As governments around the world come to realize that cryptocurrencies and Blockchain technology are not fleeting, so they begin their pathway towards regulating the new wave of technology and digital currency. Portugal will be the latest to take their first steps to regulations as their parliament begins its discussions on crypto regulations.
According to local media, the goal of their discussions at this early stage will be adopting a new legal framework for cryptocurrency payment services, while guaranteeing users’ safety using these services.
From ICOs to payment systems
Key on the agenda, it seems, will be what is labeled the ‘issuance of digital currencies’ indicating ICOs as well as the government will reportedly discuss cryptocurrencies so new payment services can emerge in the market while ensuring users can choose between safe, cost-effective options.
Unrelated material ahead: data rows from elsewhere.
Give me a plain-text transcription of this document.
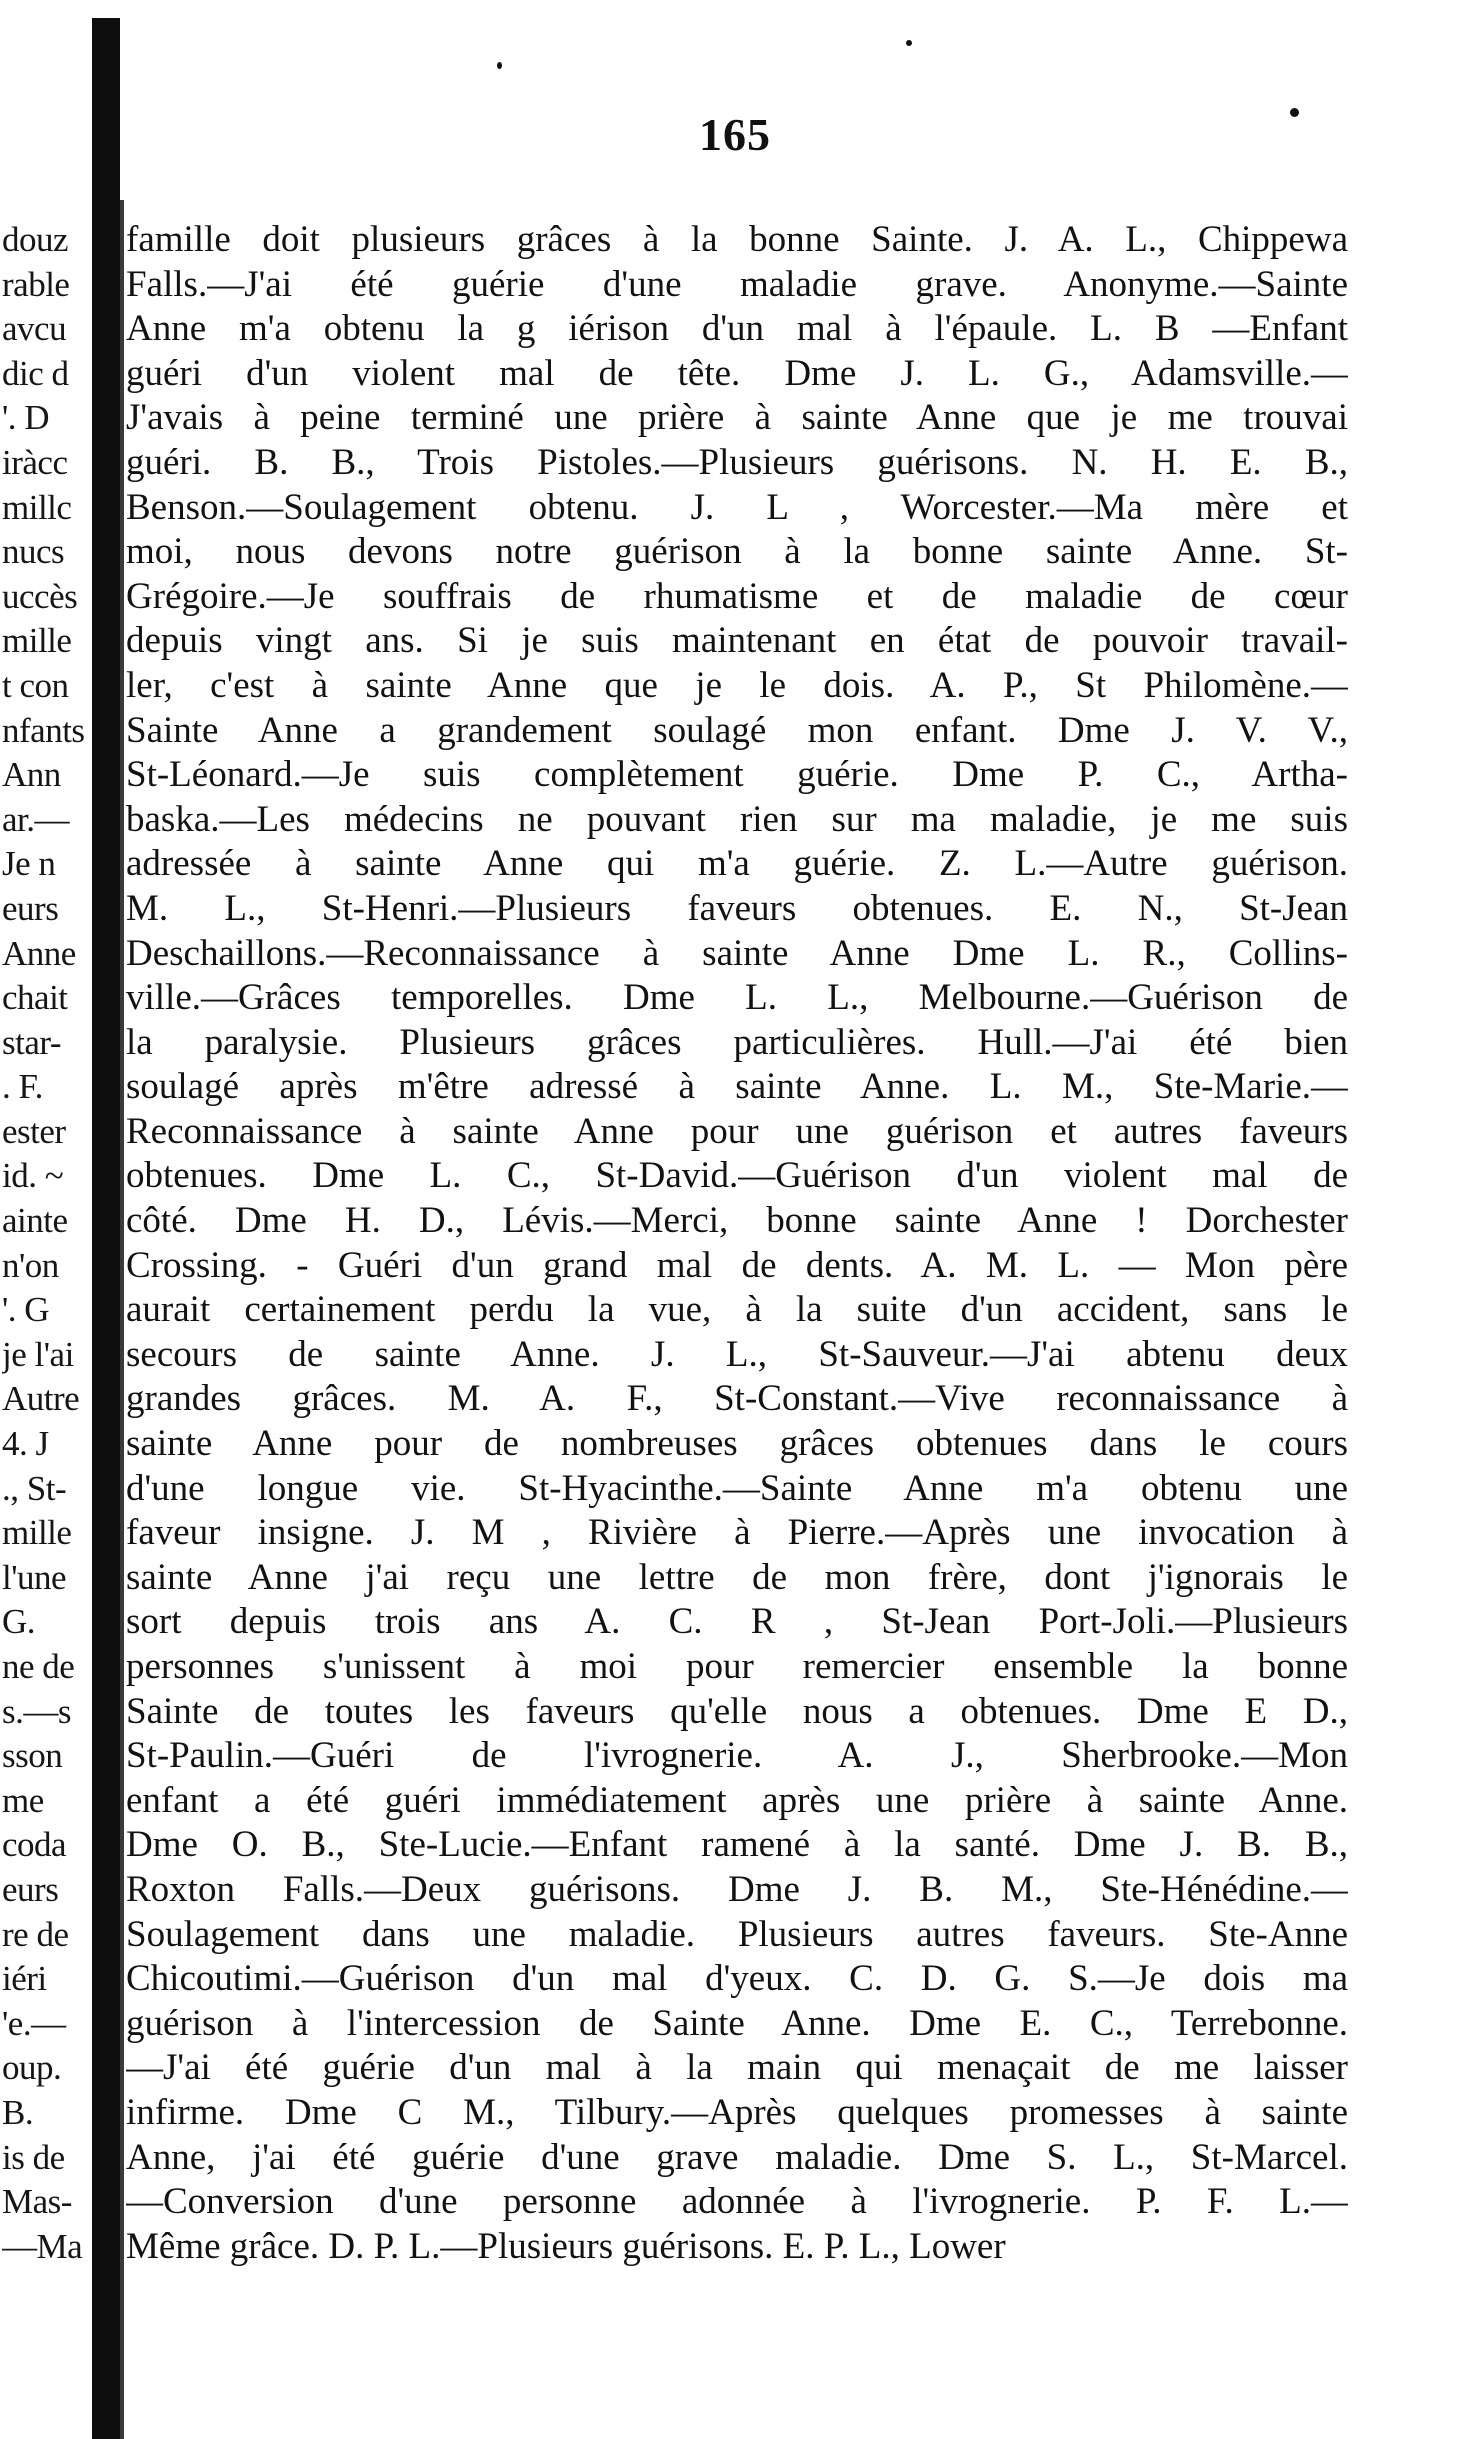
douz
rable
avcu
dic d
'. D
iràcc
millc
nucs
uccès
mille
t con
nfants
Ann
ar.—
Je n
eurs
Anne
chait
star-
. F.
ester
id. ~
ainte
n'on
'. G
je l'ai
Autre
4. J
., St-
mille
l'une
G.
ne de
s.—s
sson
me
coda
eurs
re de
iéri
'e.—
oup.
B.
is de
Mas-
—Ma
165
famille doit plusieurs grâces à la bonne Sainte. J. A. L., Chippewa
Falls.—J'ai été guérie d'une maladie grave. Anonyme.—Sainte
Anne m'a obtenu la g iérison d'un mal à l'épaule. L. B —Enfant
guéri d'un violent mal de tête. Dme J. L. G., Adamsville.—
J'avais à peine terminé une prière à sainte Anne que je me trouvai
guéri. B. B., Trois Pistoles.—Plusieurs guérisons. N. H. E. B.,
Benson.—Soulagement obtenu. J. L , Worcester.—Ma mère et
moi, nous devons notre guérison à la bonne sainte Anne. St-
Grégoire.—Je souffrais de rhumatisme et de maladie de cœur
depuis vingt ans. Si je suis maintenant en état de pouvoir travail-
ler, c'est à sainte Anne que je le dois. A. P., St Philomène.—
Sainte Anne a grandement soulagé mon enfant. Dme J. V. V.,
St-Léonard.—Je suis complètement guérie. Dme P. C., Artha-
baska.—Les médecins ne pouvant rien sur ma maladie, je me suis
adressée à sainte Anne qui m'a guérie. Z. L.—Autre guérison.
M. L., St-Henri.—Plusieurs faveurs obtenues. E. N., St-Jean
Deschaillons.—Reconnaissance à sainte Anne Dme L. R., Collins-
ville.—Grâces temporelles. Dme L. L., Melbourne.—Guérison de
la paralysie. Plusieurs grâces particulières. Hull.—J'ai été bien
soulagé après m'être adressé à sainte Anne. L. M., Ste-Marie.—
Reconnaissance à sainte Anne pour une guérison et autres faveurs
obtenues. Dme L. C., St-David.—Guérison d'un violent mal de
côté. Dme H. D., Lévis.—Merci, bonne sainte Anne ! Dorchester
Crossing. - Guéri d'un grand mal de dents. A. M. L. — Mon père
aurait certainement perdu la vue, à la suite d'un accident, sans le
secours de sainte Anne. J. L., St-Sauveur.—J'ai abtenu deux
grandes grâces. M. A. F., St-Constant.—Vive reconnaissance à
sainte Anne pour de nombreuses grâces obtenues dans le cours
d'une longue vie. St-Hyacinthe.—Sainte Anne m'a obtenu une
faveur insigne. J. M , Rivière à Pierre.—Après une invocation à
sainte Anne j'ai reçu une lettre de mon frère, dont j'ignorais le
sort depuis trois ans A. C. R , St-Jean Port-Joli.—Plusieurs
personnes s'unissent à moi pour remercier ensemble la bonne
Sainte de toutes les faveurs qu'elle nous a obtenues. Dme E D.,
St-Paulin.—Guéri de l'ivrognerie. A. J., Sherbrooke.—Mon
enfant a été guéri immédiatement après une prière à sainte Anne.
Dme O. B., Ste-Lucie.—Enfant ramené à la santé. Dme J. B. B.,
Roxton Falls.—Deux guérisons. Dme J. B. M., Ste-Hénédine.—
Soulagement dans une maladie. Plusieurs autres faveurs. Ste-Anne
Chicoutimi.—Guérison d'un mal d'yeux. C. D. G. S.—Je dois ma
guérison à l'intercession de Sainte Anne. Dme E. C., Terrebonne.
—J'ai été guérie d'un mal à la main qui menaçait de me laisser
infirme. Dme C M., Tilbury.—Après quelques promesses à sainte
Anne, j'ai été guérie d'une grave maladie. Dme S. L., St-Marcel.
—Conversion d'une personne adonnée à l'ivrognerie. P. F. L.—
Même grâce. D. P. L.—Plusieurs guérisons. E. P. L., Lower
Thus, their direction looks to be aimed at allowing crypto-related services the chance to grow and expand in the hopes of stoking competition which in turn will lead to safety and transparency.
“The regulation of certain aspects, not yet regulated, will allow for the expansion of new types of payment services, contributing to a legal framework to accommodate the innovation, to the benefit of consumers, and to even promote competition,” it was reasoned by the regulators.
Trend in Europe
Portugal, as part of the European Union, has been following trends that the overarching organization has laid down, as the EU agreed to enforce closer regulation of cryptocurrencies, as an agreement with the European Council that proposed closer cryptocurrency regulations to prevent their abuse in money laundering and terrorism financing.
Portugal’s Securities Market Commission has in the past revealed it was supervising banks and brokerages to keep a close eye on the Bitcoin hype that was sweeping the nation back in December 2017.
However, these initial moves to start to pull cryptocurrencies under control are small in comparison to open discussion that is happening in the coming weeks in the Portuguese parliament.
Many nations have adopted a wait-and-see approach, and there is now enough evidence on offer for those to pull the trigger and make their first steps to regulating to suit their needs.